Wegfallende Konzerteinnahmen können sehr schnell nicht mehr intern aufgefangen werden – besonders wenn die Krise andauert. Ensembles und Gruppierungen, die mit nicht angestellten Musikern arbeiten, sind auf Auszahlungen von Veranstaltern, Festivals, Stiftungen und anderen Geldgebern angewiesen, die über die üblichen Regelungen bei höherer Gewalt hinausgehen, oder sie benötigen eine direkte Überbrückungsfinanzierung der öffentlichen Hand. Gerade die Musiker, die ihre gesamte Zeit für Ensemblearbeit reserviert haben – die sich schwerer noch als manche Unterrichtsstunde online umsetzen lässt – trifft der drohende Verdienstausfall besonders hart.

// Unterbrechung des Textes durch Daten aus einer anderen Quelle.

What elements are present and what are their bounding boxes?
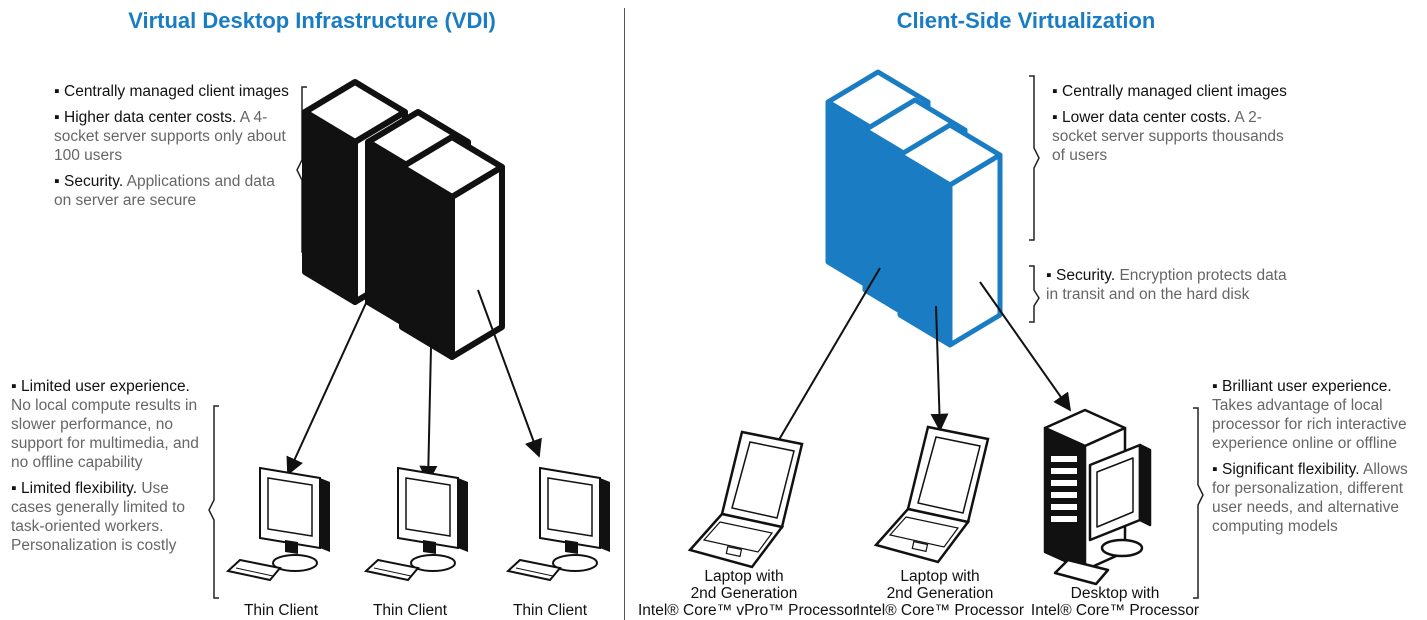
thin-client-icon-2 — [365, 467, 469, 581]
thin-client-icon-3 — [507, 467, 611, 581]
vdi-client-points: ▪Limited user experience. No local compu… — [11, 377, 206, 562]
csv-server-icon — [828, 72, 1000, 345]
thin-client-label-1: Thin Client — [243, 602, 319, 619]
csv-point-experience: ▪Brilliant user experience. Takes advant… — [1212, 378, 1407, 452]
bracket-lines — [208, 75, 1204, 599]
csv-point-managed-images: ▪Centrally managed client images — [1052, 83, 1287, 100]
vdi-point-security: ▪Security. Applications and data on serv… — [54, 173, 275, 209]
csv-security-point: ▪Security. Encryption protects data in t… — [1046, 266, 1296, 311]
thin-client-label-2: Thin Client — [372, 602, 448, 619]
core-laptop-icon — [874, 425, 990, 564]
vdi-server-points: ▪Centrally managed client images ▪Higher… — [54, 82, 294, 217]
vdi-point-experience: ▪Limited user experience. No local compu… — [11, 378, 199, 471]
vdi-point-costs: ▪Higher data center costs. A 4-socket se… — [54, 109, 286, 164]
vdi-point-flexibility: ▪Limited flexibility. Use cases generall… — [11, 480, 186, 554]
vdi-server-icon — [305, 82, 502, 357]
csv-title: Client-Side Virtualization — [896, 8, 1156, 33]
vpro-laptop-icon — [688, 430, 804, 569]
desktop-icon — [1043, 408, 1152, 586]
vdi-point-managed-images: ▪Centrally managed client images — [54, 83, 289, 100]
csv-point-security: ▪Security. Encryption protects data in t… — [1046, 267, 1287, 303]
connection-arrows — [286, 267, 1072, 484]
section-divider — [624, 8, 625, 620]
csv-server-points: ▪Centrally managed client images ▪Lower … — [1052, 82, 1292, 172]
thin-client-label-3: Thin Client — [512, 602, 588, 619]
csv-client-points: ▪Brilliant user experience. Takes advant… — [1212, 377, 1422, 543]
csv-point-flexibility: ▪Significant flexibility. Allows for per… — [1212, 461, 1408, 535]
vdi-title: Virtual Desktop Infrastructure (VDI) — [128, 8, 496, 33]
csv-point-costs: ▪Lower data center costs. A 2-socket ser… — [1052, 109, 1284, 164]
thin-client-icon-1 — [227, 467, 331, 581]
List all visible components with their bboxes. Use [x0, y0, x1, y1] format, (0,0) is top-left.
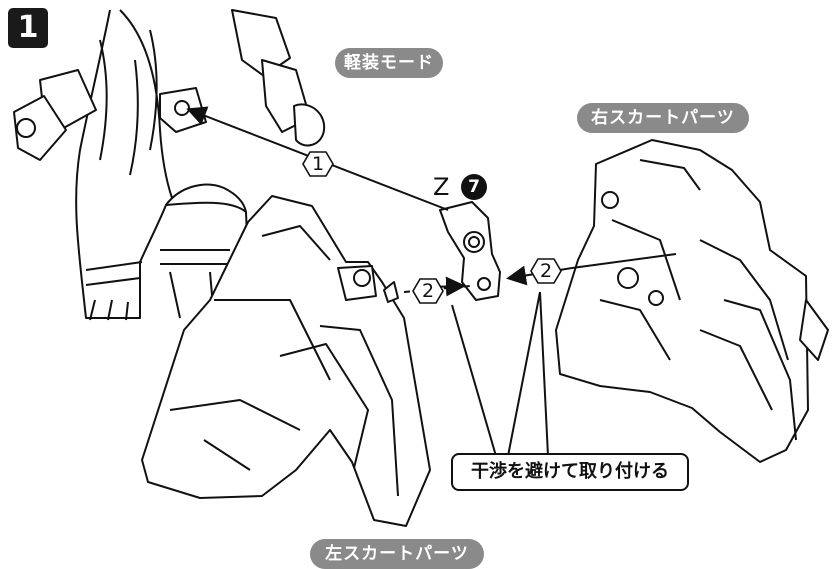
- step-number-badge: 1: [8, 8, 48, 48]
- connector-part-z7: [439, 201, 501, 301]
- figure-body: [13, 9, 326, 321]
- part-number-badge: 7: [461, 174, 487, 200]
- interference-note: 干渉を避けて取り付ける: [451, 453, 689, 491]
- callout-2-left-text: 2: [421, 280, 435, 302]
- callout-hex-1: 1: [302, 151, 334, 177]
- part-runner-code: Z: [433, 173, 450, 201]
- light-mode-label: 軽装モード: [335, 48, 443, 78]
- callout-hex-2-right: 2: [530, 258, 562, 284]
- callout-1-text: 1: [311, 153, 325, 175]
- left-skirt-part: [141, 195, 431, 527]
- leader-mid: [507, 291, 541, 457]
- right-skirt-label: 右スカートパーツ: [577, 103, 749, 133]
- leader-left: [451, 304, 497, 457]
- right-skirt-part: [555, 139, 829, 463]
- callout-hex-2-left: 2: [412, 278, 444, 304]
- left-skirt-label: 左スカートパーツ: [310, 539, 484, 569]
- leader-right: [539, 291, 549, 457]
- callout-2-right-text: 2: [539, 260, 553, 282]
- arrow-2-right: [506, 253, 677, 286]
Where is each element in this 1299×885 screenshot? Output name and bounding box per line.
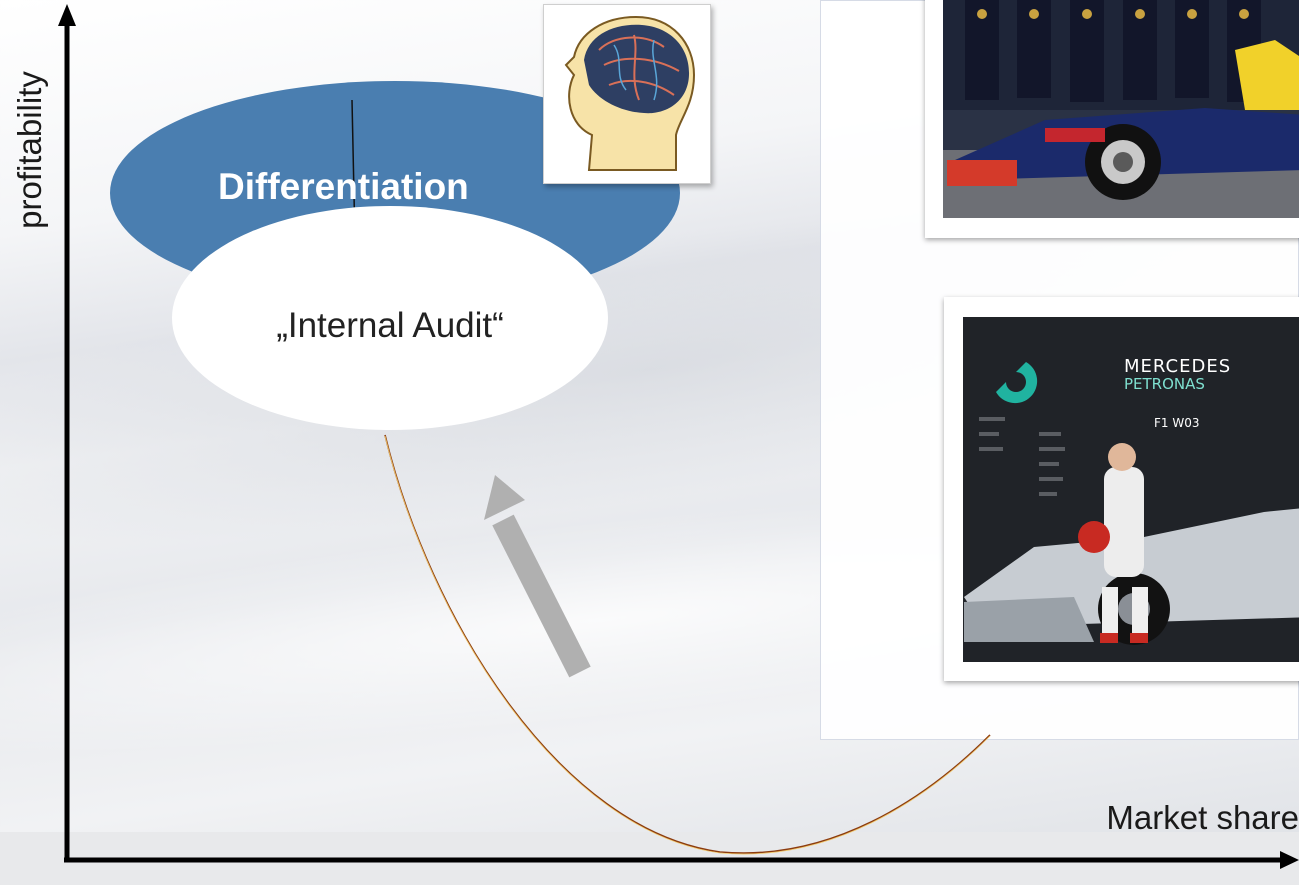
- internal-audit-label: „Internal Audit“: [276, 306, 504, 345]
- upward-arrow-shaft: [492, 514, 591, 678]
- x-axis-arrowhead: [1280, 851, 1299, 869]
- mercedes-text: MERCEDES: [1124, 356, 1231, 377]
- strategy-curve-highlight: [384, 435, 991, 855]
- mercedes-team-photo: MERCEDES PETRONAS F1 W03: [944, 297, 1299, 681]
- mercedes-photo-art: MERCEDES PETRONAS F1 W03: [963, 317, 1299, 662]
- y-axis-arrowhead: [58, 4, 76, 26]
- petronas-text: PETRONAS: [1124, 375, 1205, 393]
- upward-arrow-head: [484, 475, 525, 520]
- strategy-curve: [384, 434, 991, 854]
- x-axis-label: Market share: [1106, 799, 1299, 836]
- brain-icon: [564, 15, 696, 171]
- car-name-text: F1 W03: [1154, 416, 1200, 430]
- differentiation-label: Differentiation: [218, 166, 469, 207]
- internal-audit-ellipse: [172, 206, 608, 430]
- y-axis-label: profitability: [11, 71, 48, 229]
- brain-card: [543, 4, 711, 184]
- red-bull-team-photo: [925, 0, 1299, 238]
- red-bull-photo-art: [943, 0, 1299, 218]
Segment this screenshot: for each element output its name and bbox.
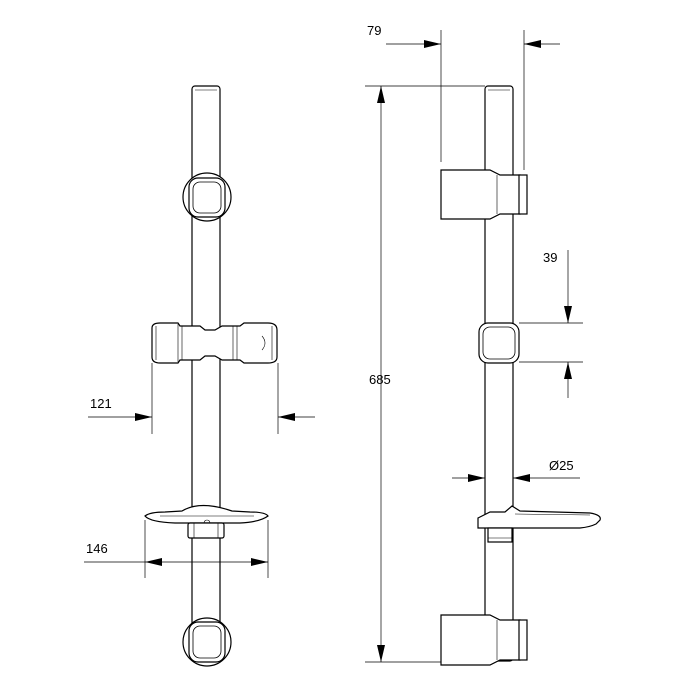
dimension-label-121: 121 [90,396,112,411]
front-bottom-bracket [182,617,232,667]
dimension-label-146: 146 [86,541,108,556]
dimension-rail-diameter: Ø25 [452,458,580,482]
side-slider [478,322,520,364]
dimension-slider-width: 121 [88,363,315,434]
front-soap-dish [144,504,269,539]
side-top-bracket [440,169,528,220]
side-soap-dish [477,505,601,543]
side-view [440,85,601,666]
dimension-bracket-depth: 79 [367,23,560,170]
side-bottom-bracket [440,614,528,666]
dimension-label-685: 685 [369,372,391,387]
front-view [144,85,278,667]
dimension-label-79: 79 [367,23,381,38]
dimension-overall-height: 685 [365,85,485,663]
front-slider [151,322,278,364]
dimension-slider-spacing: 39 [519,250,583,398]
front-top-bracket [182,172,232,222]
dimension-label-diameter: Ø25 [549,458,574,473]
dimension-label-39: 39 [543,250,557,265]
dimension-soap-dish-width: 146 [84,520,269,578]
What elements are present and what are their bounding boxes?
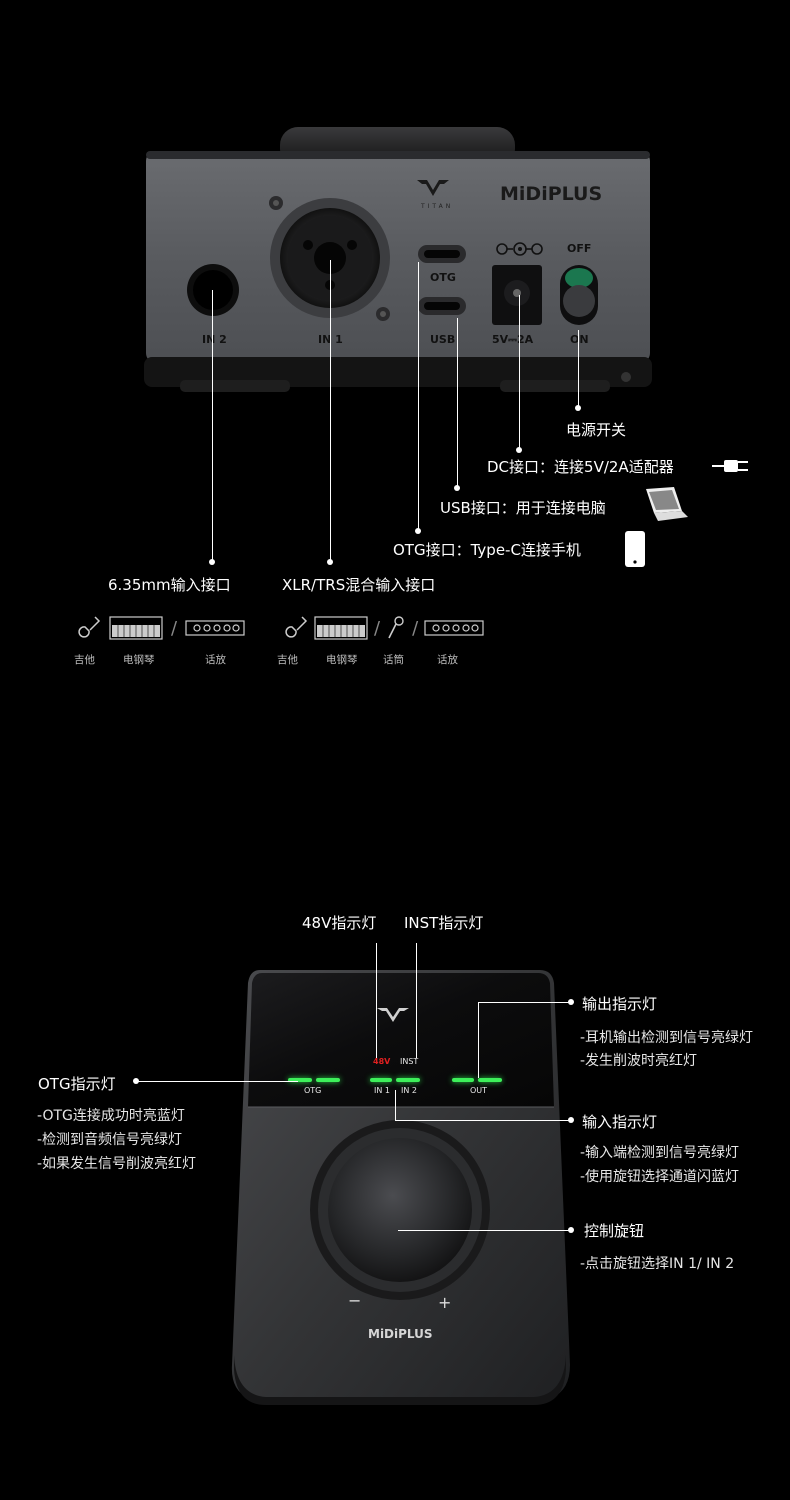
plug-icon (712, 460, 748, 472)
control-knob[interactable] (328, 1173, 472, 1317)
source-icons-in1: / / (282, 615, 484, 641)
keyboard-icon (109, 616, 163, 640)
led-in1 (370, 1078, 392, 1082)
source-label-guitar: 吉他 (74, 654, 95, 666)
port-label-in2: IN 2 (202, 333, 227, 346)
source-label-piano: 电钢琴 (123, 654, 155, 666)
midiplus-logo-top: MiDiPLUS (368, 1327, 433, 1341)
callout-inst-led: INST指示灯 (404, 914, 484, 932)
callout-input-line-2: -使用旋钮选择通道闪蓝灯 (580, 1169, 740, 1185)
microphone-icon (388, 616, 404, 639)
callout-otg-line-3: -如果发生信号削波亮红灯 (37, 1156, 197, 1172)
leader-line-in1 (330, 260, 331, 562)
leader-line-dc (519, 295, 520, 450)
preamp-icon (185, 620, 245, 636)
leader-dot-in1 (327, 559, 333, 565)
leader-line-output-v (478, 1002, 479, 1078)
callout-in2-port: 6.35mm输入接口 (108, 576, 231, 594)
callout-otg-led: OTG指示灯 (38, 1075, 116, 1093)
leader-dot-knob (568, 1227, 574, 1233)
leader-dot-power (575, 405, 581, 411)
keyboard-icon (314, 616, 368, 640)
device-top-view: 48V INST OTG IN 1 IN 2 OUT − + MiDiPLUS (230, 965, 570, 1405)
led-label-otg: OTG (304, 1086, 322, 1095)
led-in2 (396, 1078, 420, 1082)
leader-dot-otg-led (133, 1078, 139, 1084)
titan-logo-text: TITAN (421, 203, 454, 210)
callout-in1-port: XLR/TRS混合输入接口 (282, 576, 436, 594)
callout-knob: 控制旋钮 (584, 1222, 645, 1240)
guitar-icon (78, 616, 101, 638)
callout-otg-line-1: -OTG连接成功时亮蓝灯 (37, 1108, 185, 1124)
led-label-in1: IN 1 (374, 1086, 390, 1095)
leader-dot-in2 (209, 559, 215, 565)
leader-line-output-h (478, 1002, 570, 1003)
switch-label-off: OFF (567, 242, 592, 255)
leader-line-otg-led (138, 1081, 298, 1082)
callout-output-line-1: -耳机输出检测到信号亮绿灯 (580, 1030, 754, 1046)
device-back-illustration (144, 127, 652, 392)
port-label-usb: USB (430, 333, 456, 346)
callout-usb-port: USB接口：用于连接电脑 (440, 499, 606, 517)
port-label-otg: OTG (430, 271, 456, 284)
leader-dot-dc (516, 447, 522, 453)
knob-plus-label: + (438, 1293, 452, 1312)
callout-otg-line-2: -检测到音频信号亮绿灯 (37, 1132, 183, 1148)
led-label-inst: INST (400, 1057, 419, 1066)
source-label-preamp: 话放 (205, 654, 226, 666)
led-label-in2: IN 2 (401, 1086, 417, 1095)
leader-dot-otg (415, 528, 421, 534)
callout-output-line-2: -发生削波时亮红灯 (580, 1053, 698, 1069)
leader-line-usb (457, 318, 458, 488)
port-label-dc: 5V⎓2A (492, 333, 534, 346)
guitar-icon (285, 616, 308, 638)
source-label-guitar: 吉他 (277, 654, 298, 666)
source-label-piano: 电钢琴 (326, 654, 358, 666)
callout-dc-port: DC接口：连接5V/2A适配器 (487, 458, 674, 476)
leader-line-knob (398, 1230, 570, 1231)
source-icons-in2: / (75, 615, 245, 641)
leader-line-power (578, 330, 579, 408)
phone-icon (625, 531, 645, 567)
callout-power-switch: 电源开关 (566, 421, 627, 439)
knob-minus-label: − (348, 1291, 362, 1310)
led-out-2 (478, 1078, 502, 1082)
source-label-preamp: 话放 (437, 654, 458, 666)
source-label-mic: 话筒 (383, 654, 404, 666)
leader-line-input-v (395, 1090, 396, 1121)
callout-output-led: 输出指示灯 (582, 995, 658, 1013)
device-top-illustration (231, 970, 570, 1405)
led-label-48v: 48V (373, 1057, 391, 1066)
leader-dot-usb (454, 485, 460, 491)
leader-line-in2 (212, 290, 213, 562)
leader-line-input-h (395, 1120, 570, 1121)
callout-otg-port: OTG接口：Type-C连接手机 (393, 541, 581, 559)
preamp-icon (424, 620, 484, 636)
led-otg-1 (288, 1078, 312, 1082)
leader-line-otg (418, 262, 419, 530)
midiplus-logo-back: MiDiPLUS (500, 183, 603, 205)
leader-dot-input (568, 1117, 574, 1123)
callout-input-line-1: -输入端检测到信号亮绿灯 (580, 1145, 740, 1161)
leader-line-inst (416, 943, 417, 1058)
callout-input-led: 输入指示灯 (582, 1113, 658, 1131)
led-otg-2 (316, 1078, 340, 1082)
device-back-view: TITAN MiDiPLUS IN 2 IN 1 OTG USB 5V⎓2A O… (140, 125, 655, 395)
led-out-1 (452, 1078, 474, 1082)
leader-dot-output (568, 999, 574, 1005)
switch-label-on: ON (570, 333, 589, 346)
led-label-out: OUT (470, 1086, 488, 1095)
leader-line-48v (376, 943, 377, 1058)
laptop-icon (646, 487, 688, 521)
callout-48v-led: 48V指示灯 (302, 914, 377, 932)
callout-knob-line-1: -点击旋钮选择IN 1/ IN 2 (580, 1256, 735, 1272)
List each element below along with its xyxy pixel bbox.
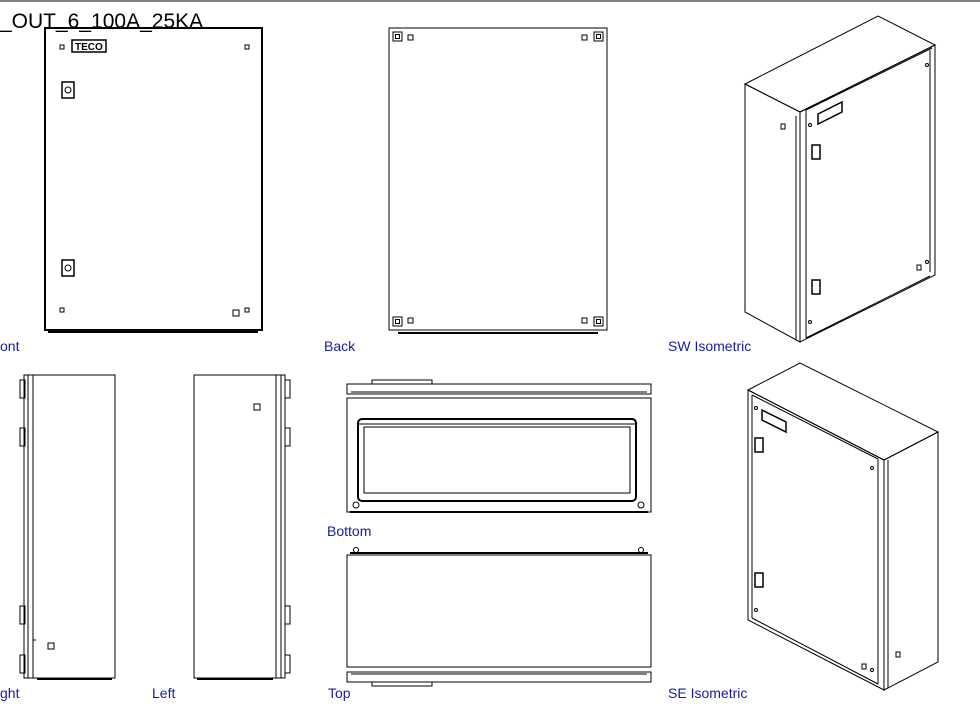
back-view (388, 27, 608, 334)
sw-isometric-view (743, 15, 937, 343)
se-isometric-label: SE Isometric (668, 685, 748, 701)
right-view-label: ght (0, 685, 20, 701)
top-view-label: Top (328, 685, 351, 701)
left-view (193, 374, 291, 680)
front-view: TECO (44, 27, 263, 333)
se-isometric-view (746, 362, 940, 691)
back-view-label: Back (324, 338, 356, 354)
front-view-label: ont (0, 338, 20, 354)
top-view (346, 547, 652, 687)
sw-isometric-label: SW Isometric (668, 338, 752, 354)
bottom-view (346, 379, 652, 513)
left-view-label: Left (152, 685, 176, 701)
front-logo: TECO (75, 42, 103, 53)
bottom-view-label: Bottom (327, 523, 372, 539)
right-view (19, 374, 116, 680)
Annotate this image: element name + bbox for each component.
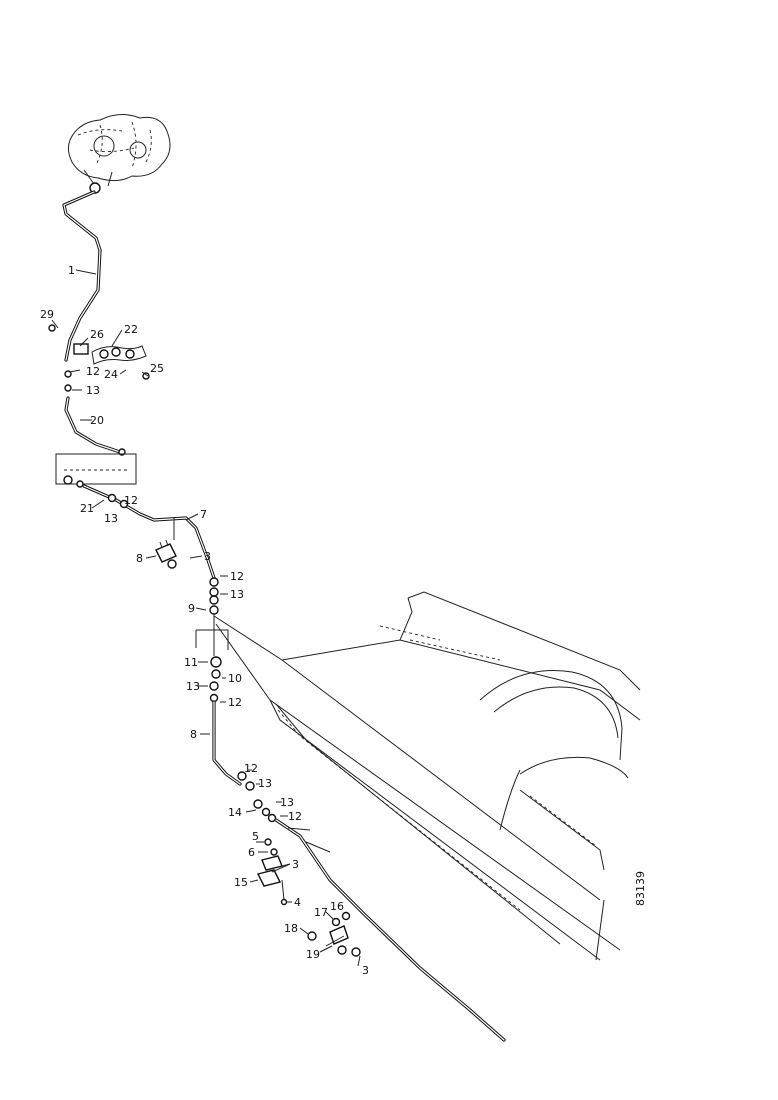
fuel-pipe-8: [212, 700, 277, 823]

Wir bedanken uns bei allen, die sich auf Bundes-, Landes- und Kommunalebene für schnelle finanzielle Hilfe für selbstständige Künstler einsetzen, und bei Geldgebern und Veranstaltern, die kleine Organisationen durch frühe und vollständige Auszahlung von bereits bewilligten Mitteln liquide halten. Sie helfen damit nicht nur vielen Musikern, sondern kämpfen gleichzeitig auch für den Erhalt unserer weltweit einzigartigen Musikszene während dieser für uns völlig neuen Krise.